Ucraina: il realismo della speranza

Press Meeting

C’era tutto l’orgoglio e la dignità di un popolo – quello ucraino – nelle parole di Constantin Sigov, filosofo e docente all’Università di Kiev-Mohyla. Ospite del Meeting per spiegare le ragioni profonde di quel che sta accadendo in Ucraina, l’intellettuale protagonista della rivolta di piazza Maidan ha saputo sin dalle prime battute suscitare l’interesse e l’attenzione del pubblico presente in Sala Neri – Conai.
Introduce l’incontro Alberto Savorana, responsabile ufficio stampa e pubbliche relazioni di Cl, che nel presentare Sigov e per spiegare le ragioni della sua presenza al Meeting ha parlato di “un moto di profonda simpatia umana e un legame che nasce dalla comune passione per la vita”, nonché dell’interesse e del desiderio di conoscere la storia di chi, ad un certo punto della propria esistenza, si è trovato “in una periferia che per iniziativa di alcuni uomini (di tanti “io”), è divenuta un crocevia; un centro, dal quale passava la storia contemporanea”.
Parla di sé, Sigov, della sua storia personale e di come questa si sia intrecciata con la storia politica del suo paese. Non tralascia il ricordo della sua famiglia d’origine e quello di una casa sempre aperta, in cui i numerosi ospiti che vi entravano potevano trovare affetto familiare. Dice del suo battesimo, avvenuto solo nel 1989 dopo la caduta del muro di Berlino, e del suo ingresso nella Chiesa ortodossa.
Ma tutto questo è solo la premessa.

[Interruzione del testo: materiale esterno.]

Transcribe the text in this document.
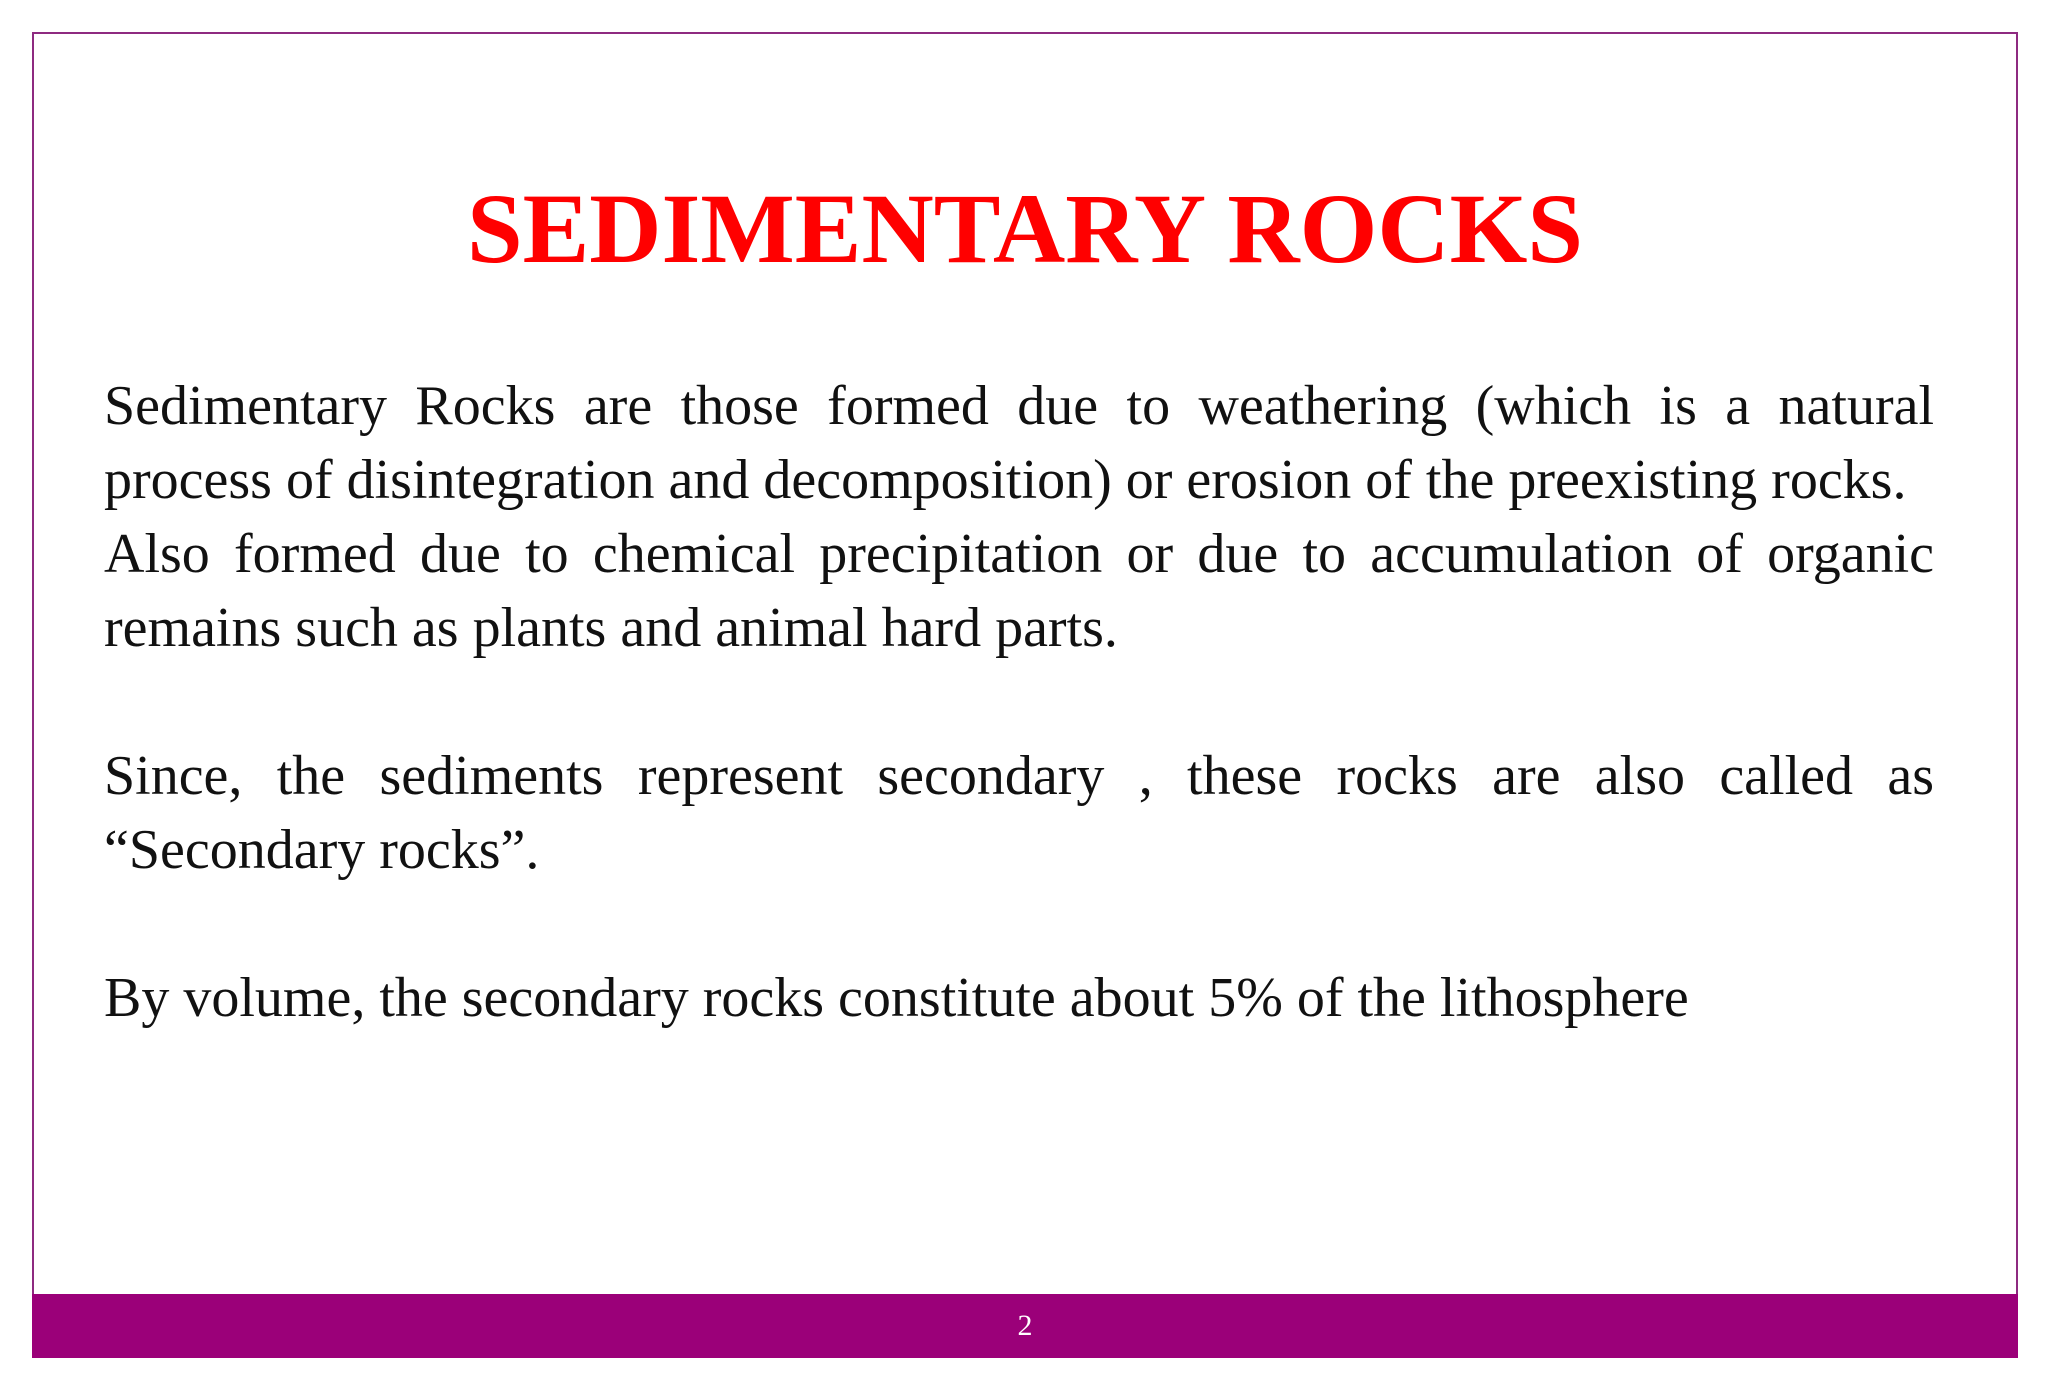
SEDIMENTARY ROCKS

Sedimentary Rocks are those formed due to weathering (which is a natural process of disintegration and decomposition) or erosion of the preexisting rocks.

Also formed due to chemical precipitation or due to accumulation of organic remains such as plants and animal hard parts.

Since, the sediments represent secondary , these rocks are also called as “Secondary rocks”.

By volume, the secondary rocks constitute about 5% of the lithosphere

2
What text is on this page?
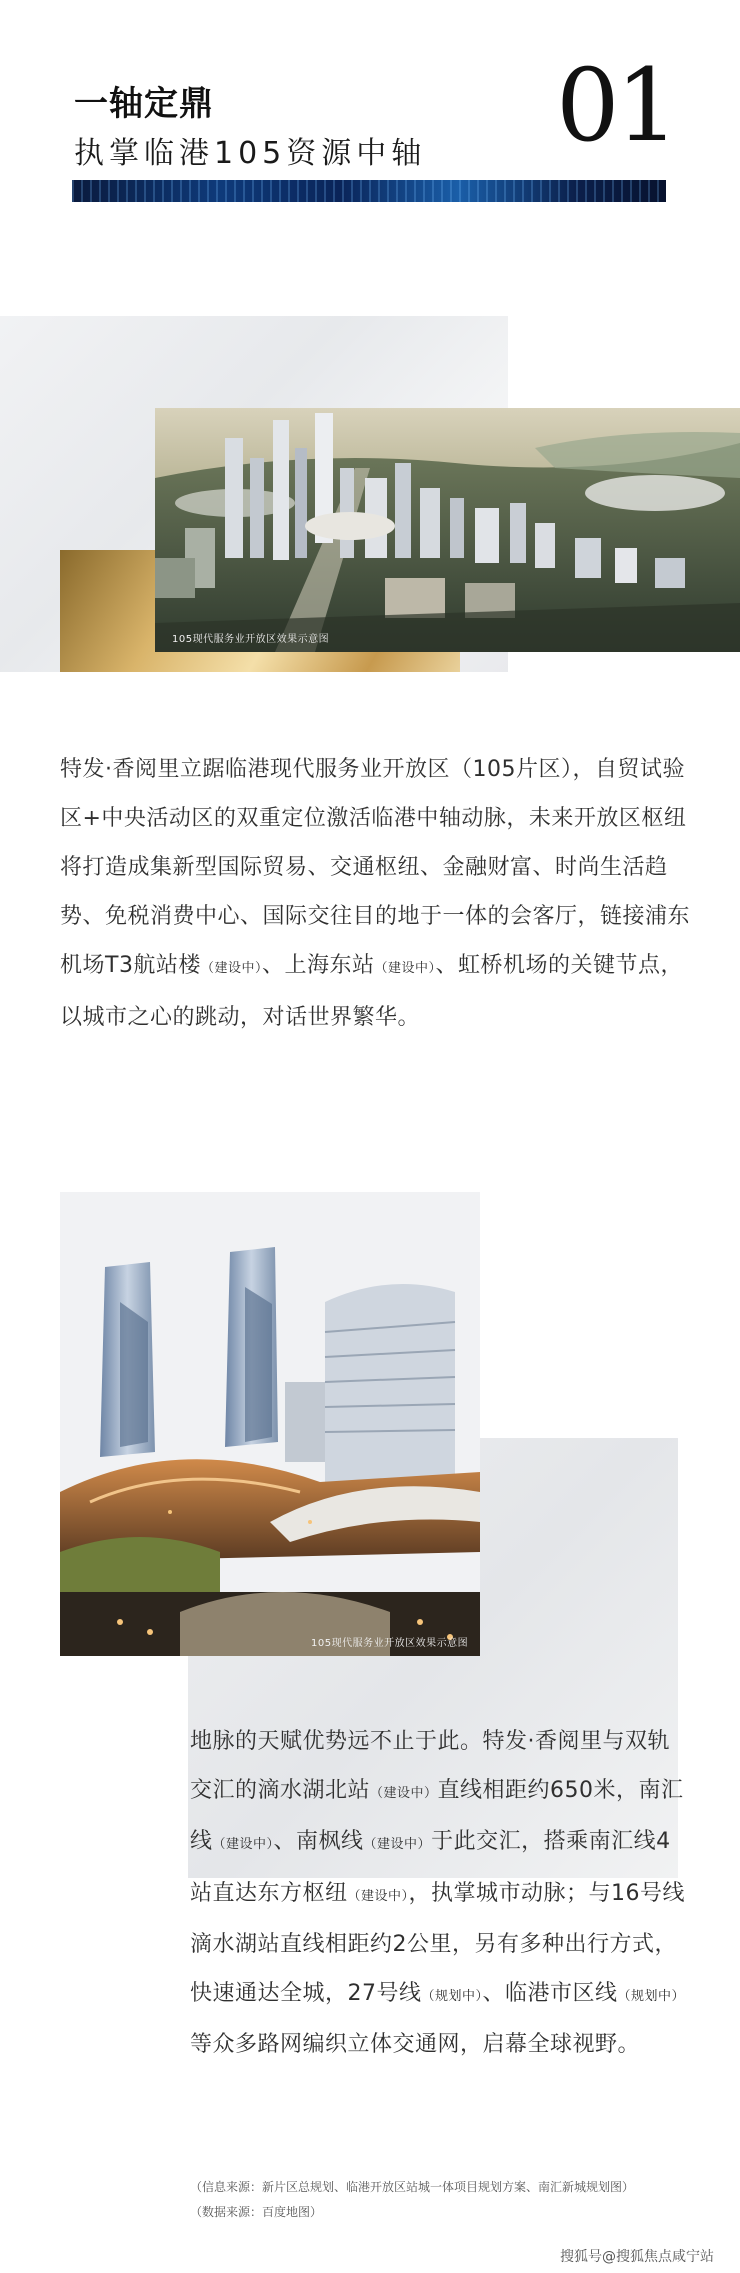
一轴定鼎
执掌临港105资源中轴 01
105现代服务业开放区效果示意图
特发·香阅里立踞临港现代服务业开放区（105片区），自贸试验区+中央活动区的双重定位激活临港中轴动脉，未来开放区枢纽将打造成集新型国际贸易、交通枢纽、金融财富、时尚生活趋势、免税消费中心、国际交往目的地于一体的会客厅，链接浦东机场T3航站楼（建设中）、上海东站（建设中）、虹桥机场的关键节点，以城市之心的跳动，对话世界繁华。
105现代服务业开放区效果示意图
地脉的天赋优势远不止于此。特发·香阅里与双轨交汇的滴水湖北站（建设中）直线相距约650米，南汇线（建设中）、南枫线（建设中）于此交汇，搭乘南汇线4站直达东方枢纽（建设中），执掌城市动脉；与16号线滴水湖站直线相距约2公里，另有多种出行方式，快速通达全城，27号线（规划中）、临港市区线（规划中）等众多路网编织立体交通网，启幕全球视野。
（信息来源：新片区总规划、临港开放区站城一体项目规划方案、南汇新城规划图）
（数据来源：百度地图）
搜狐号@搜狐焦点咸宁站
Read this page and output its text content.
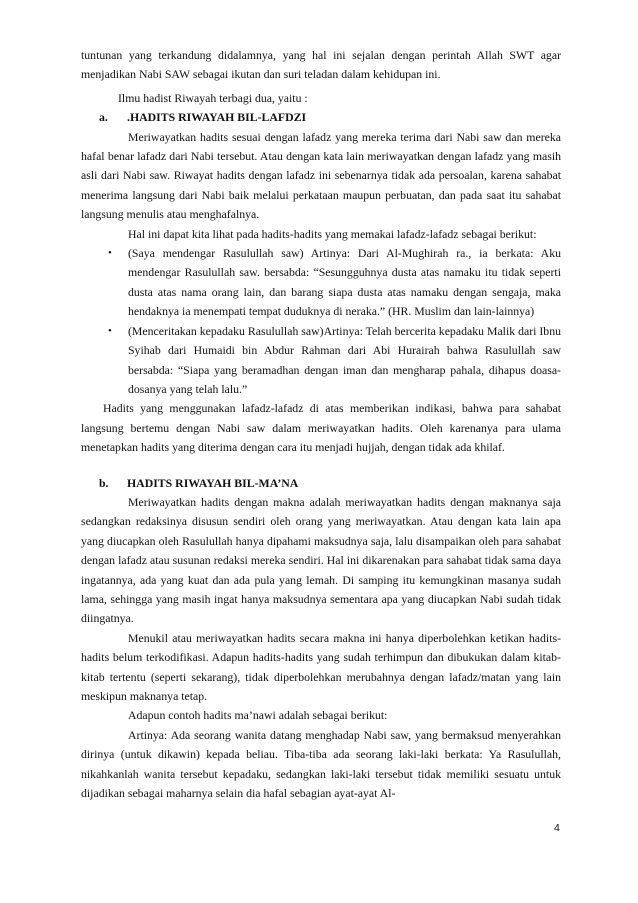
tuntunan yang terkandung didalamnya, yang hal ini sejalan dengan perintah Allah SWT agar menjadikan Nabi SAW sebagai ikutan dan suri teladan dalam kehidupan ini.

Ilmu hadist Riwayah terbagi dua, yaitu :

a.	.HADITS RIWAYAH BIL-LAFDZI

Meriwayatkan hadits sesuai dengan lafadz yang mereka terima dari Nabi saw dan mereka hafal benar lafadz dari Nabi tersebut. Atau dengan kata lain meriwayatkan dengan lafadz yang masih asli dari Nabi saw. Riwayat hadits dengan lafadz ini sebenarnya tidak ada persoalan, karena sahabat menerima langsung dari Nabi baik melalui perkataan maupun perbuatan, dan pada saat itu sahabat langsung menulis atau menghafalnya.

Hal ini dapat kita lihat pada hadits-hadits yang memakai lafadz-lafadz sebagai berikut:

• (Saya mendengar Rasulullah saw) Artinya: Dari Al-Mughirah ra., ia berkata: Aku mendengar Rasulullah saw. bersabda: “Sesungguhnya dusta atas namaku itu tidak seperti dusta atas nama orang lain, dan barang siapa dusta atas namaku dengan sengaja, maka hendaknya ia menempati tempat duduknya di neraka.” (HR. Muslim dan lain-lainnya)
• (Menceritakan kepadaku Rasulullah saw)Artinya: Telah bercerita kepadaku Malik dari Ibnu Syihab dari Humaidi bin Abdur Rahman dari Abi Hurairah bahwa Rasulullah saw bersabda: “Siapa yang beramadhan dengan iman dan mengharap pahala, dihapus doasa-dosanya yang telah lalu.”

Hadits yang menggunakan lafadz-lafadz di atas memberikan indikasi, bahwa para sahabat langsung bertemu dengan Nabi saw dalam meriwayatkan hadits. Oleh karenanya para ulama menetapkan hadits yang diterima dengan cara itu menjadi hujjah, dengan tidak ada khilaf.

b.	HADITS RIWAYAH BIL-MA’NA

Meriwayatkan hadits dengan makna adalah meriwayatkan hadits dengan maknanya saja sedangkan redaksinya disusun sendiri oleh orang yang meriwayatkan. Atau dengan kata lain apa yang diucapkan oleh Rasulullah hanya dipahami maksudnya saja, lalu disampaikan oleh para sahabat dengan lafadz atau susunan redaksi mereka sendiri. Hal ini dikarenakan para sahabat tidak sama daya ingatannya, ada yang kuat dan ada pula yang lemah. Di samping itu kemungkinan masanya sudah lama, sehingga yang masih ingat hanya maksudnya sementara apa yang diucapkan Nabi sudah tidak diingatnya.

Menukil atau meriwayatkan hadits secara makna ini hanya diperbolehkan ketikan hadits-hadits belum terkodifikasi. Adapun hadits-hadits yang sudah terhimpun dan dibukukan dalam kitab-kitab tertentu (seperti sekarang), tidak diperbolehkan merubahnya dengan lafadz/matan yang lain meskipun maknanya tetap.

Adapun contoh hadits ma’nawi adalah sebagai berikut:

Artinya: Ada seorang wanita datang menghadap Nabi saw, yang bermaksud menyerahkan dirinya (untuk dikawin) kepada beliau. Tiba-tiba ada seorang laki-laki berkata: Ya Rasulullah, nikahkanlah wanita tersebut kepadaku, sedangkan laki-laki tersebut tidak memiliki sesuatu untuk dijadikan sebagai maharnya selain dia hafal sebagian ayat-ayat Al-

4
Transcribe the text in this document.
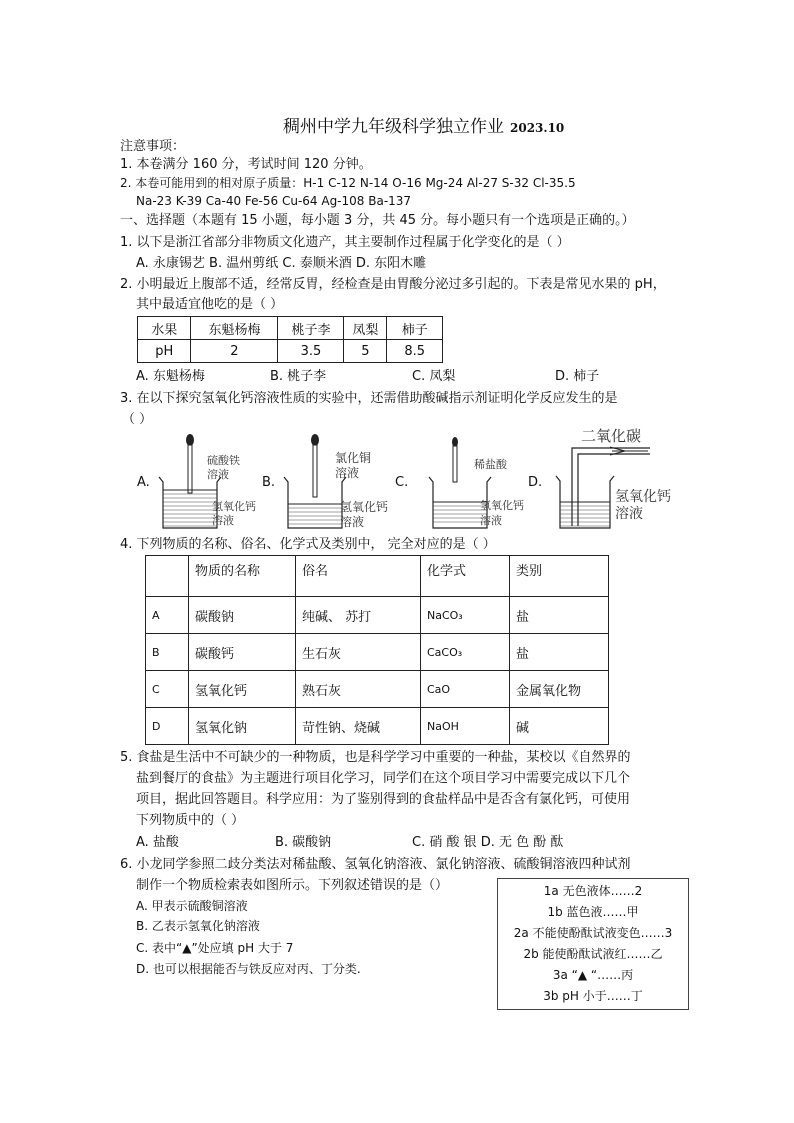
稠州中学九年级科学独立作业 2023.10
注意事项：
1. 本卷满分 160 分，考试时间 120 分钟。
2. 本卷可能用到的相对原子质量：H-1 C-12 N-14 O-16 Mg-24 Al-27 S-32 Cl-35.5
Na-23 K-39 Ca-40 Fe-56 Cu-64 Ag-108 Ba-137
一、选择题（本题有 15 小题，每小题 3 分，共 45 分。每小题只有一个选项是正确的。）
1. 以下是浙江省部分非物质文化遗产，其主要制作过程属于化学变化的是（ ）
A. 永康锡艺 B. 温州剪纸 C. 泰顺米酒 D. 东阳木雕
2. 小明最近上腹部不适，经常反胃，经检查是由胃酸分泌过多引起的。下表是常见水果的 pH，
其中最适宜他吃的是（ ）
水果	东魁杨梅	桃子李	凤梨	柿子
pH	2	3.5	5	8.5
A. 东魁杨梅	B. 桃子李	C. 凤梨	D. 柿子
3. 在以下探究氢氧化钙溶液性质的实验中，还需借助酸碱指示剂证明化学反应发生的是
（ ）
A.
硫酸铁
溶液
氢氧化钙
溶液
B.
氯化铜
溶液
氢氧化钙
溶液
C.
稀盐酸
氢氧化钙
溶液
D.
二氧化碳
氢氧化钙
溶液
4. 下列物质的名称、俗名、化学式及类别中， 完全对应的是（ ）
	物质的名称	俗名	化学式	类别
A	碳酸钠	纯碱、 苏打	NaCO₃	盐
B	碳酸钙	生石灰	CaCO₃	盐
C	氢氧化钙	熟石灰	CaO	金属氧化物
D	氢氧化钠	苛性钠、烧碱	NaOH	碱
5. 食盐是生活中不可缺少的一种物质，也是科学学习中重要的一种盐，某校以《自然界的
盐到餐厅的食盐》为主题进行项目化学习，同学们在这个项目学习中需要完成以下几个
项目，据此回答题目。科学应用：为了鉴别得到的食盐样品中是否含有氯化钙，可使用
下列物质中的（ ）
A. 盐酸	B. 碳酸钠	C. 硝 酸 银 D. 无 色 酚 酞
6. 小龙同学参照二歧分类法对稀盐酸、氢氧化钠溶液、氯化钠溶液、硫酸铜溶液四种试剂
制作一个物质检索表如图所示。下列叙述错误的是（）
A. 甲表示硫酸铜溶液
B. 乙表示氢氧化钠溶液
C. 表中“▲”处应填 pH 大于 7
D. 也可以根据能否与铁反应对丙、丁分类.
1a 无色液体……2
1b 蓝色液……甲
2a 不能使酚酞试液变色……3
2b 能使酚酞试液红……乙
3a “▲ “……丙
3b pH 小于……丁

Il racconto entra nel vivo quando Sigov inizia a descrivere i fatti e i sentimenti di quanto accaduto a Kiev, in piazza Maidan, nei primi giorni del dicembre 2013. Un movimento di popolo, volontario e spontaneo, di uomini scesi in piazza per difendere la libertà. “Piccole voci di un coro, gocce che rappresentano un oceano”, così Sigov definisce quanti, aderendo a questo grande movimento volontario, unendosi hanno reagito ad un subdolo processo volto ad atomizzare la società ucraina per indebolirla. “Di fronte alla violenta repressione dell’autorità, la gente ha iniziato uno spontaneo movimento di solidarietà; un movimento di comunione che ha posto le basi per conseguire la liberazione”.
Per spiegare con un’immagine il senso e il valore del momento che sta attraversando il popolo ucraino, il filosofo ricorre alla vicenda biblica di Davide e Golia. E in questa storia vede riflesso il conflitto che sta contrapponendo l’Ucraina alla Russia. “Adesso siamo in una notte buia – sostiene Sigov – ma proprio questo è il momento per far risuonare nei nostri cuori l’appello di Giovanni Paolo II che più volte invitò a non aver timore”. Perché proprio sulla paura e sull’opera sistematica volta a distruggere i legami di fiducia e solidarietà è invece orientata, secondo il filosofo ucraino, l’azione di Putin.
“Non sappiamo cosa farà Golia – dice ancora Sigov – ma non siamo scoraggiati o timorosi”. “In piazza Maidan abbiamo incontrato uomini che hanno superato la paura della morte e conservano ancora oggi la speranza”. Interpellato da Savorana, che chiede le ragioni di questa speranza, l’intellettuale ucraino cita l’espressione evangelica: “Non c’è amore più grande di chi dà la vita per i propri amici”. Un convincimento che ha radicato la speranza di molti ucraini.
Citando don Giussani, Savorana conclude ricordando che “non c’è rivoluzione della società, del mondo, dei costumi che non inizi da una profonda rivoluzione di noi stessi”. Non è fondamentale cambiamento delle strutture, ma il cambiamento di sé. Chiude, Sigov, con un appello a visitare le città dell’Ucraina, considerandolo un gesto importante di solidarietà e di consolidamento dell’amicizia che si è instaurata con l’Italia ed il popolo del Meeting.